Hoi An est une petite ville pittoresque du centre du Vietnam et vraiment très jolie avec ses shop-houses de style chinois, ses très anciennes maisons en bois. D’influence chinoise, coloniale et même japonaise en lien avec l’histoire du pays, cette petite ville est une miraculée des 30 ans de guerre, car elle n’a jamais été bombardée. Hoi An est donc un témoignage assez unique du passé, classé au patrimoine mondial de l’Unesco. Elle attire ainsi de plus en plus de visiteurs (il faut dire que le Vietnam lui-même voit sa fréquentation touristique grandement augmenter d’année en année). C’est ainsi qu’à chacun des mes passages, je vois la multiplication des hôtels, des boutiques, des restaurants… Et toujours plus de touristes dans la vieille ville.
Mais, comme dans tout lieu touristique finalement, les sentiers moins fréquentés ne sont jamais bien loin. Encore faut il savoir les trouver… Ce fut donc un des objectifs de notre séjour ici. C’est ainsi que, toujours sur notre petite motorbike, nous partîmes quadriller le secteur… Enfin, en motorbike pas seulement, mais c’est un bon outil pour le repérage.
Nous avons tout d’abord testé une ballade dans la campagne à vélo, accompagnée par des étudiants désireux de pratiquer leur anglais. Embarquement sur le ferry local, où montent les gens mais aussi motos et vélos pour passer sur une petite île en face de Hoi An.
Nous découvrons une campagne paisible où chacun vaque à un tas d’occupations artisanales comme la fabrication de nouilles de riz, le tissage de nattes, la sculpture sur bois, la fabrication des bateaux… Très intéressant. Ce fut également l’occasion d’échanger avec ces étudiants sur leur propre vie, leur poser des questions et répondre aux leurs. Un véritable échange vraiment enrichissant pour tous. Exactement ce que j’aime vivre en voyage et ce que je recherche pour mes voyageurs !
Ce soir là, nous résidons en homestay dans une famille dans un quartier résidentiel mais rural de Hoi An. Nous sommes accueillies chaleureusement par nos hôtes et leurs deux enfants. La maison est très agréable, très propre et la chambre parfaite avec une salle de bain attenante. Le soir, un repas fabuleux nous attend avec 5 plats différents, tous aussi délicieux les uns que les autres. Une vraie bonne formule d’hébergement proche des gens. Rien à voir avec l’hôtel. J’adhère complètement à ce concept de regroupement de familles dans une sorte de réseau de homestays. Je suis très contente de ma « trouvaille » en plus d’avoir pu vivre moi-même cette expérience.
Le lendemain, je planifiais une sortie en mer, car Hoi An est au bord de la mer. Mais celle-ci est trop agitée et aucun bateau ne sort. Je décide donc d’aller voir à quoi ressemblent maintenant les plages environnantes. Les chantiers vus ou pressentis lors de mon dernier passage sont désormais sortis de terre. Le plage sauvage connue dans un lointain passé, puis revue en situation intermédiaire, est désormais complètement aménagée. Elle n’en reste pas moins agréable car très large. Nous roulons jusqu’à une autre plage, qui se trouve encore dans une situation intermédiaire avec quelques restaurants mais encore peu d’aménagements autour. Si le développement se poursuit à cette vitesse, elle deviendra comme l’autre sous peu de temps.

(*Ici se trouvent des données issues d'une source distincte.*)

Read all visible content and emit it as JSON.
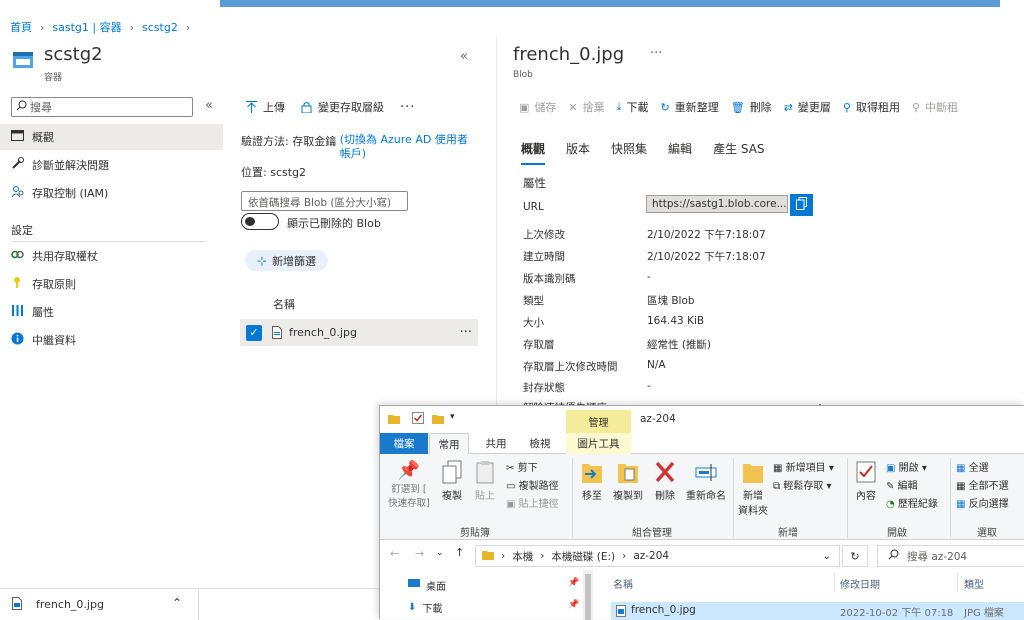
{
  "breadcrumb": [
    "首頁",
    "sastg1 | 容器",
    "scstg2"
  ],
  "left": {
    "title": "scstg2",
    "subtitle": "容器",
    "search_placeholder": "搜尋",
    "nav": [
      "概觀",
      "診斷並解決問題",
      "存取控制 (IAM)"
    ],
    "section": "設定",
    "settings": [
      "共用存取權杖",
      "存取原則",
      "屬性",
      "中繼資料"
    ]
  },
  "middle": {
    "toolbar": [
      "上傳",
      "變更存取層級"
    ],
    "auth_label": "驗證方法:",
    "auth_value": "存取金鑰",
    "auth_link": "(切換為 Azure AD 使用者帳戶)",
    "location_label": "位置:",
    "location_value": "scstg2",
    "search_placeholder": "依首碼搜尋 Blob (區分大小寫)",
    "toggle_label": "顯示已刪除的 Blob",
    "add_filter": "新增篩選",
    "col_name": "名稱",
    "file": "french_0.jpg"
  },
  "right": {
    "title": "french_0.jpg",
    "subtitle": "Blob",
    "toolbar": [
      "儲存",
      "捨棄",
      "下載",
      "重新整理",
      "刪除",
      "變更層",
      "取得租用",
      "中斷租"
    ],
    "tabs": [
      "概觀",
      "版本",
      "快照集",
      "編輯",
      "產生 SAS"
    ],
    "section": "屬性",
    "url_label": "URL",
    "url_value": "https://sastg1.blob.core...",
    "props": [
      {
        "label": "上次修改",
        "value": "2/10/2022 下午7:18:07"
      },
      {
        "label": "建立時間",
        "value": "2/10/2022 下午7:18:07"
      },
      {
        "label": "版本識別碼",
        "value": "-"
      },
      {
        "label": "類型",
        "value": "區塊 Blob"
      },
      {
        "label": "大小",
        "value": "164.43 KiB"
      },
      {
        "label": "存取層",
        "value": "經常性 (推斷)"
      },
      {
        "label": "存取層上次修改時間",
        "value": "N/A"
      },
      {
        "label": "封存狀態",
        "value": "-"
      },
      {
        "label": "解除凍結優先順序",
        "value": ""
      }
    ]
  },
  "download_bar": {
    "file": "french_0.jpg"
  },
  "explorer": {
    "manage_tab": "管理",
    "folder_title": "az-204",
    "tabs": [
      "檔案",
      "常用",
      "共用",
      "檢視",
      "圖片工具"
    ],
    "ribbon": {
      "pin": "釘選到 [\n快速存取]",
      "copy": "複製",
      "paste": "貼上",
      "cut": "剪下",
      "copy_path": "複製路徑",
      "paste_shortcut": "貼上捷徑",
      "clipboard": "剪貼簿",
      "move_to": "移至",
      "copy_to": "複製到",
      "delete": "刪除",
      "rename": "重新命名",
      "organize": "組合管理",
      "new_folder": "新增\n資料夾",
      "new_item": "新增項目",
      "easy_access": "輕鬆存取",
      "new": "新增",
      "properties": "內容",
      "open": "開啟",
      "edit": "編輯",
      "history": "歷程紀錄",
      "open_group": "開啟",
      "select_all": "全選",
      "select_none": "全部不選",
      "invert": "反向選擇",
      "select_group": "選取"
    },
    "path": [
      "本機",
      "本機磁碟 (E:)",
      "az-204"
    ],
    "search_placeholder": "搜尋 az-204",
    "nav": [
      "桌面",
      "下載"
    ],
    "columns": [
      "名稱",
      "修改日期",
      "類型"
    ],
    "file": {
      "name": "french_0.jpg",
      "date": "2022-10-02 下午 07:18",
      "type": "JPG 檔案"
    }
  }
}
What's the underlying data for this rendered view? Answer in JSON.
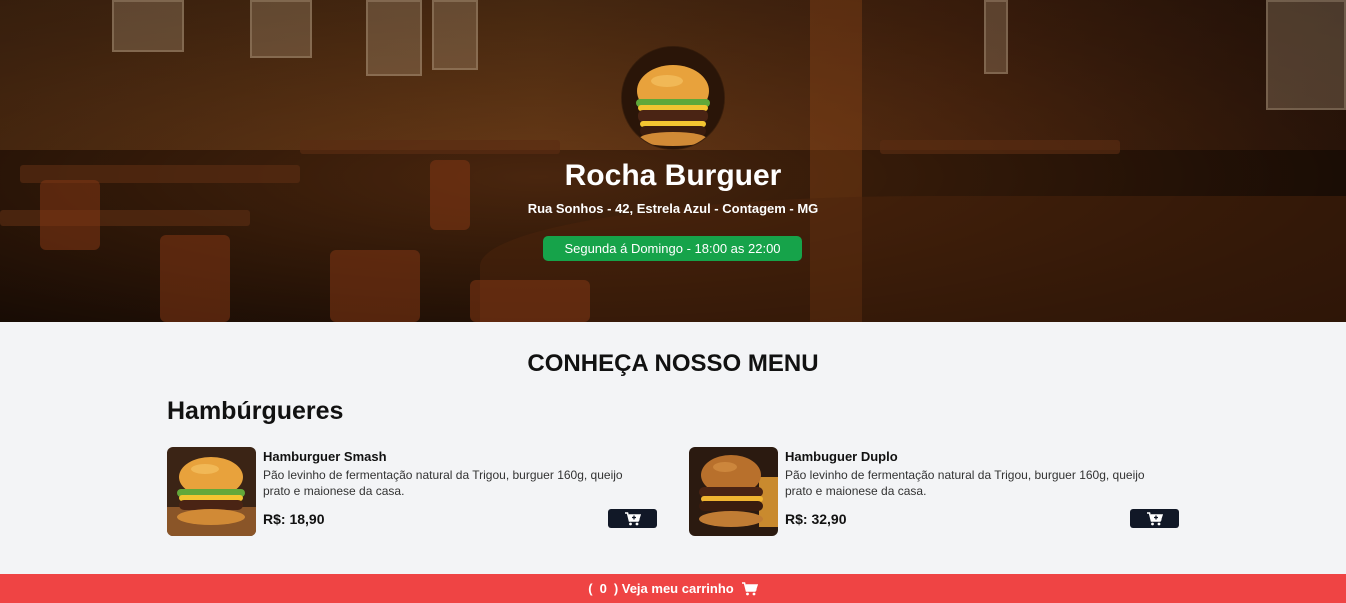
{
  "header": {
    "name": "Rocha Burguer",
    "address": "Rua Sonhos - 42, Estrela Azul - Contagem - MG",
    "hours": "Segunda á Domingo - 18:00 as 22:00",
    "hours_color": "#16a34a"
  },
  "menu": {
    "title": "CONHEÇA NOSSO MENU",
    "categories": [
      {
        "title": "Hambúrgueres",
        "products": [
          {
            "name": "Hamburguer Smash",
            "description": "Pão levinho de fermentação natural da Trigou, burguer 160g, queijo prato e maionese da casa.",
            "price": "R$: 18,90",
            "icon": "cart-plus-icon"
          },
          {
            "name": "Hambuguer Duplo",
            "description": "Pão levinho de fermentação natural da Trigou, burguer 160g, queijo prato e maionese da casa.",
            "price": "R$: 32,90",
            "icon": "cart-plus-icon"
          }
        ]
      }
    ]
  },
  "cart": {
    "open_paren": "(",
    "count": "0",
    "label": ") Veja meu carrinho",
    "icon": "cart-icon",
    "color": "#ef4444"
  },
  "colors": {
    "button_dark": "#111827",
    "background": "#f3f4f6"
  }
}
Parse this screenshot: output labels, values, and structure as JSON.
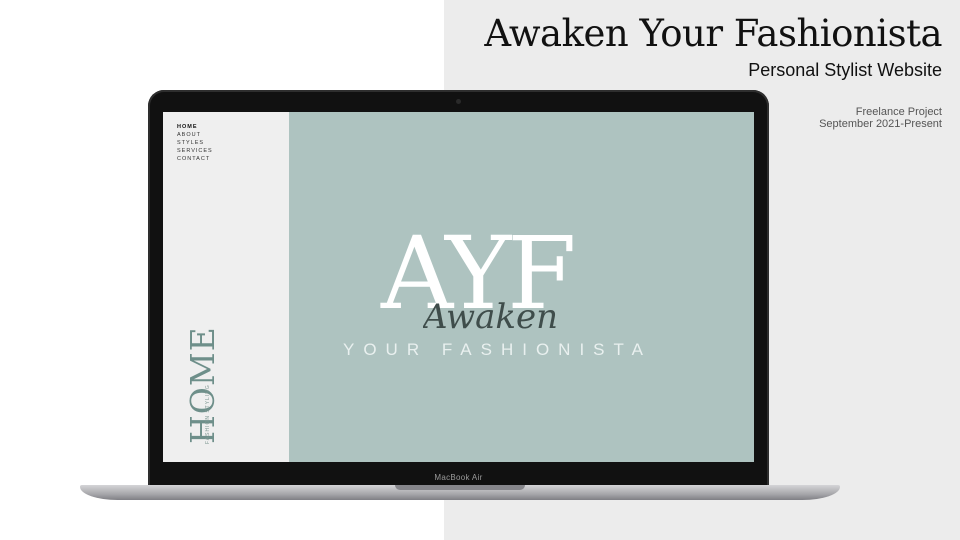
{
  "slide": {
    "title": "Awaken Your Fashionista",
    "subtitle": "Personal Stylist Website",
    "project_type": "Freelance Project",
    "project_dates": "September 2021-Present"
  },
  "laptop": {
    "brand_label": "MacBook Air"
  },
  "website": {
    "nav": [
      {
        "label": "HOME",
        "active": true
      },
      {
        "label": "ABOUT"
      },
      {
        "label": "STYLES"
      },
      {
        "label": "SERVICES"
      },
      {
        "label": "CONTACT"
      }
    ],
    "vertical_heading": "HOME",
    "vertical_subheading": "FASHION STYLING",
    "logo_monogram": "AYF",
    "logo_script": "Awaken",
    "logo_tagline": "YOUR FASHIONISTA",
    "colors": {
      "panel": "#aec3c0",
      "sidebar": "#efefef",
      "accent": "#6e8f8a"
    }
  }
}
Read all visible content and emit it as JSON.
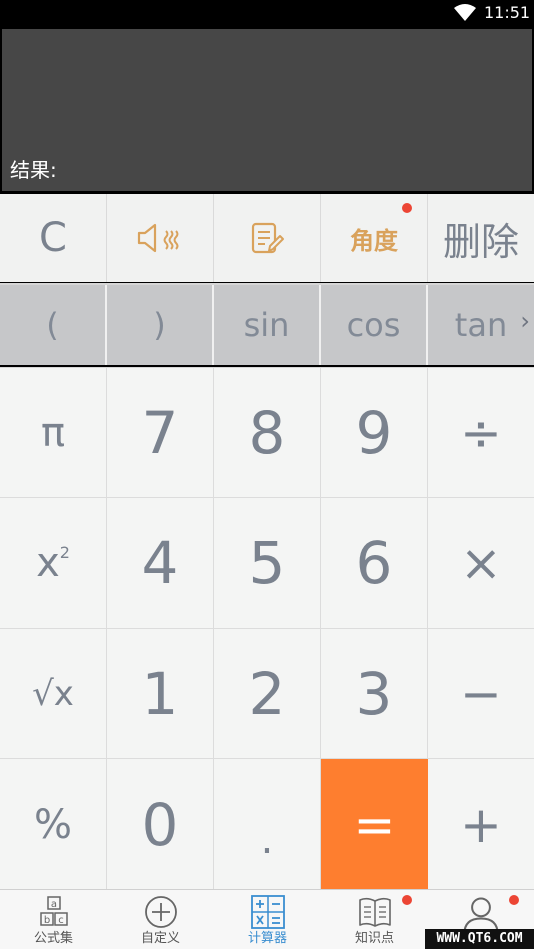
{
  "status_bar": {
    "time": "11:51",
    "icons": [
      "wifi-icon"
    ]
  },
  "display": {
    "result_label": "结果:"
  },
  "function_row": {
    "clear": "C",
    "sound_icon": "speaker-icon",
    "history_icon": "notes-edit-icon",
    "angle": "角度",
    "delete": "删除"
  },
  "scientific_row": {
    "open_paren": "(",
    "close_paren": ")",
    "sin": "sin",
    "cos": "cos",
    "tan": "tan",
    "more": "›"
  },
  "keypad": {
    "pi": "π",
    "seven": "7",
    "eight": "8",
    "nine": "9",
    "divide": "÷",
    "square_base": "x",
    "square_exp": "2",
    "four": "4",
    "five": "5",
    "six": "6",
    "multiply": "×",
    "sqrt": "√x",
    "one": "1",
    "two": "2",
    "three": "3",
    "minus": "−",
    "percent": "%",
    "zero": "0",
    "dot": ".",
    "equals": "=",
    "plus": "+"
  },
  "tab_bar": {
    "tabs": [
      {
        "label": "公式集",
        "icon": "formula-blocks-icon",
        "active": false
      },
      {
        "label": "自定义",
        "icon": "plus-circle-icon",
        "active": false
      },
      {
        "label": "计算器",
        "icon": "calculator-icon",
        "active": true
      },
      {
        "label": "知识点",
        "icon": "book-icon",
        "active": false
      },
      {
        "label": "",
        "icon": "user-icon",
        "active": false
      }
    ]
  },
  "colors": {
    "display_bg": "#474747",
    "accent_orange": "#fe7e2f",
    "function_icon_orange": "#d9a25c",
    "badge_red": "#ec4534",
    "active_tab_blue": "#3a8ed0",
    "key_text_gray": "#7a828e"
  },
  "watermark": "WWW.QT6.COM"
}
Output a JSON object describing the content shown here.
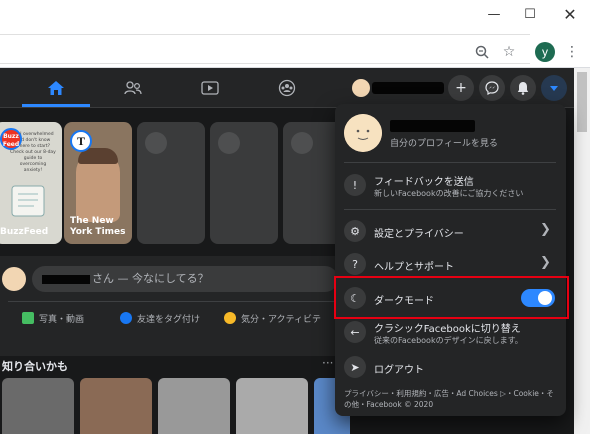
{
  "browser": {
    "minimize_icon": "minimize",
    "maximize_icon": "maximize",
    "close_icon": "close",
    "profile_initial": "y"
  },
  "nav": {
    "items": [
      "home-icon",
      "friends-icon",
      "watch-icon",
      "groups-icon"
    ]
  },
  "stories": [
    {
      "name": "BuzzFeed",
      "badge": "Buzz Feed",
      "caption": "Feel overwhelmed and don't know where to start? Check out our 8-day guide to overcoming anxiety!"
    },
    {
      "name": "The New York Times",
      "badge": "T"
    }
  ],
  "composer": {
    "placeholder": "さん — 今なにしてる？",
    "actions": [
      {
        "label": "写真・動画",
        "color": "#45bd62"
      },
      {
        "label": "友達をタグ付け",
        "color": "#1877f2"
      },
      {
        "label": "気分・アクティビテ",
        "color": "#f7b928"
      }
    ]
  },
  "section": {
    "title": "知り合いかも",
    "more": "···"
  },
  "menu": {
    "profile_sub": "自分のプロフィールを見る",
    "feedback": {
      "label": "フィードバックを送信",
      "desc": "新しいFacebookの改善にご協力ください"
    },
    "settings": {
      "label": "設定とプライバシー"
    },
    "help": {
      "label": "ヘルプとサポート"
    },
    "dark": {
      "label": "ダークモード",
      "enabled": true
    },
    "classic": {
      "label": "クラシックFacebookに切り替え",
      "desc": "従来のFacebookのデザインに戻します。"
    },
    "logout": {
      "label": "ログアウト"
    },
    "footer": "プライバシー・利用規約・広告・Ad Choices ▷・Cookie・その他・Facebook © 2020"
  }
}
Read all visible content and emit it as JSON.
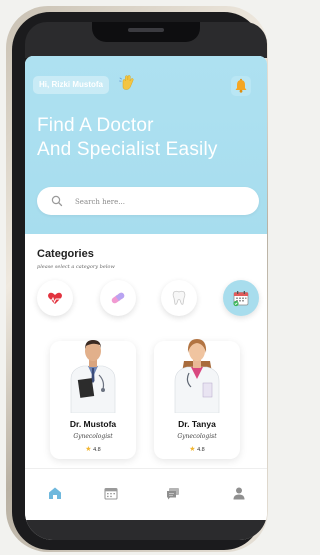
{
  "header": {
    "greeting": "Hi, Rizki Mustofa",
    "title_line1": "Find A Doctor",
    "title_line2": "And Specialist Easily"
  },
  "search": {
    "placeholder": "Search here..."
  },
  "categories": {
    "title": "Categories",
    "subtitle": "please select a category below",
    "items": [
      {
        "icon": "heart-icon",
        "active": false
      },
      {
        "icon": "pill-icon",
        "active": false
      },
      {
        "icon": "tooth-icon",
        "active": false
      },
      {
        "icon": "calendar-icon",
        "active": true
      }
    ]
  },
  "doctors": [
    {
      "name": "Dr. Mustofa",
      "specialty": "Gynecologist",
      "rating": "4.8"
    },
    {
      "name": "Dr. Tanya",
      "specialty": "Gynecologist",
      "rating": "4.8"
    }
  ],
  "nav": {
    "active": "home"
  },
  "colors": {
    "accent": "#a8dded",
    "star": "#f2b632",
    "bell": "#f5a623"
  }
}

Au retour, je fais un crochet par la campagne dans un village maraîcher. Ici tout est paisible, les paysans s’activent dans les jardins qui sont entretenus de manière impeccable. Des paysans nous saluent, et nous échangeons quelques mots pendants qu’ils repiquent leurs petits oignons. Puis nous rejoignons Hoi An en traversant les rizières, croisant des vieilles femmes gardant les vaches, et les enfants à vélo rentrant de l’école. .La vie au Vietnam à la campagne, et ce à deux pas de la cohue touristique du centre de Hoi An.
Nous rentrons à notre maisonnette dans le centre ville. Cette fois, nous ne sommes ni à l’hôtel, ni chez l’habitant, mais dans une maisonnette qui nous a été prêtée par Phong, une des leaders du groupe d’étudiants volontaires. Elle travaille maintenant à son compte en tant qu’agent de voyage local. Elle est très sympathique en plus d’être compétente, et parle français et anglais. Un contact qui me sera très utile à l’avenir. Nous sommes toutes deux contentes de cette perspective de collaboration. Cela fait deux jours que nous ne donnons nos passeports à personne, ce qui signifie que l’on peut se passer de nous déclarer au bureau de police du quartier. Visiblement les procédures s’assouplissent, c’est de bonne augure.
Demain nous prenons la route vers le nord, pour Hué. Il est temps de quitter Phong avec un petit pincement au cœur. Grâce à notre travail nous resterons en contact.